American Land  ended the set with the band lined up across the front of the stage before walking down to the pit crowd. It couldn’t have been a better finishing song for us.
As we drove back to London that night, I thought to myself how despite the years, not much has changed. A few inches in height, some wrinkles, a centimetre or several around the waist. We always have been, and always will be, massive Bruce Springsteen fans. 




Tags: , , , , , , , , ,

Categorised in:

This post was written by Hannah BurgersAndBruce

  • I'm probably the same age as your Dad, give or take a couple of years. I first heard Clarence do that solo in the mid 70's; have yet to hear Jake do it {they weren't playing Jungleland early in the tour}.
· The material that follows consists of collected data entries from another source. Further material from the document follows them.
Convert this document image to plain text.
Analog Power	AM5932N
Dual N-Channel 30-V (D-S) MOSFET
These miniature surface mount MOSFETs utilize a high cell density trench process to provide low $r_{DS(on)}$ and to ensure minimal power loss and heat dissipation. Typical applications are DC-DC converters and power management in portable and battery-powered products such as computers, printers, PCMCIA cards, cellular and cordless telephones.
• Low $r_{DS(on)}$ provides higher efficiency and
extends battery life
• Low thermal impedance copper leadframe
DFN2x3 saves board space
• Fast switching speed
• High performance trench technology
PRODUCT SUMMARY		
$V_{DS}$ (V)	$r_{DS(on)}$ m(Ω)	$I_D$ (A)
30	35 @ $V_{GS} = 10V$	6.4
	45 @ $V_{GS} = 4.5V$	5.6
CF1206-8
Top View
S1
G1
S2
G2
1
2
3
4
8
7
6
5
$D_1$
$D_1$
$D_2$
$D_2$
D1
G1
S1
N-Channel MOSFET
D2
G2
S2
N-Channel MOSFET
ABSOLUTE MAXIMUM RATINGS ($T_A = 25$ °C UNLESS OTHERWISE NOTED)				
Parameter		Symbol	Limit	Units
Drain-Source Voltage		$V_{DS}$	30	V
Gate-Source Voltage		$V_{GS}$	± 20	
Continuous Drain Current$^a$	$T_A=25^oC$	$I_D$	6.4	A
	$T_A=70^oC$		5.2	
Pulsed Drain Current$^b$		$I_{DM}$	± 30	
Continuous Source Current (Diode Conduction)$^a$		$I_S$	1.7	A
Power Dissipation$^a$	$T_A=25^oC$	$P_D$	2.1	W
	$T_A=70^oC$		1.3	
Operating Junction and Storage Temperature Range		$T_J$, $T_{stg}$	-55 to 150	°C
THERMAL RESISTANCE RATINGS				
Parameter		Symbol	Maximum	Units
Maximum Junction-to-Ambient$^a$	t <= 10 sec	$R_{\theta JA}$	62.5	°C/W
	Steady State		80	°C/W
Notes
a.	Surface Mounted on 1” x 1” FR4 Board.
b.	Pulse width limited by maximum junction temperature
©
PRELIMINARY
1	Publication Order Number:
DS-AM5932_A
    I have a decent collection of live concerts {some of which I've shared with you on Dropbox and there's always more just for the asking} and so I'm always listening to something live. But I must say that even now, nearly 40 years later, that solo still makes me sweat.

    Nice blog post. Maybe your best yet 🙂

  • Another great review Hannah . I know what you mean about the playing of full albums removing some of the surprise of not knowing what's coming up, but would love to hear the whole of born in the USA or darkness when I see him. Still counting the days.

  • What a great account of the evening. I too probably have more in common with your dad than you but I danced for three hours at Coventry on the pitch and loved every minute. During the opening chords of Thunder Road I turned and watch the whole of the stands (shpuld that be seats now) singing aloud and I felt tears in my eyes. 40 years down the road and it still causes shivers but I thought it was just me. Jake is excellent but unfortunately, for me, he does not have his uncle's presence but then who can!

    • glad you were in the pit, I did look on feeling a bit jealous but I've had my fair share!

  • Fi

    Great review! I've been to one Bruce show and it was this one. I've been having MASSIVE withdrawal symptoms since – I really didn't expect this. We bought our tickets drunkenly, one Friday night during a music documentary on BBC4 – which Bruce must have been featured in – as a kind of 'we should go, get it ticked off the list' exercise. I didn't know what to expect and I was totally bowled over. I had forgotten how much I loved his music, I used to listen to it all the time (I was 16 when BitUSA came out, and I was into the back catalogue pretty quickly). When he did The River, I'd had it (there were tears, and more when he announced Born to Run, all the way through). Well, it definately won't be my last Bruce concert, and I suspect I'll desperately need to be in The Queue next time (but sadly not for this tour…if only I'd known!).

    • It's funny how it can start as a 'tick it off the list' and now look! glad you liked the review and hope there's many more concerts for you in the future!

  • Hi Hannah what a great review. I had tears in my eyes when he played Backstreets. In fact when he played the whole of BTR it took me back to when I borrowed the tape of it off my older brother, I was hooked, I was enraptured by every song. Badlands was so powerful I thought I was having a out of body experience. I thought Jake was immense for the whole concert.The whole night was very special, being as close to a hometown concert as it could be.

    Since I first saw him live in 88 on the first night at Villa Park he hasn't disappointed me once.

    On the subject of burgers, I had a really nice one at The Jug and Jester in Leamington Spa, my hometown.

    By the way your two signs for Backstreets and Talk to Me were very impressive.
    I wish I had taken one to Coventry…..maybe Stolen Car or Pretty Flamingo.

    Wishing you many more happy memories and stellar eats.

    • Thank you James. Backstreets on the night I'll never forget (especially after I lugged that sign around). Brilliant album, brilliant night. happy days.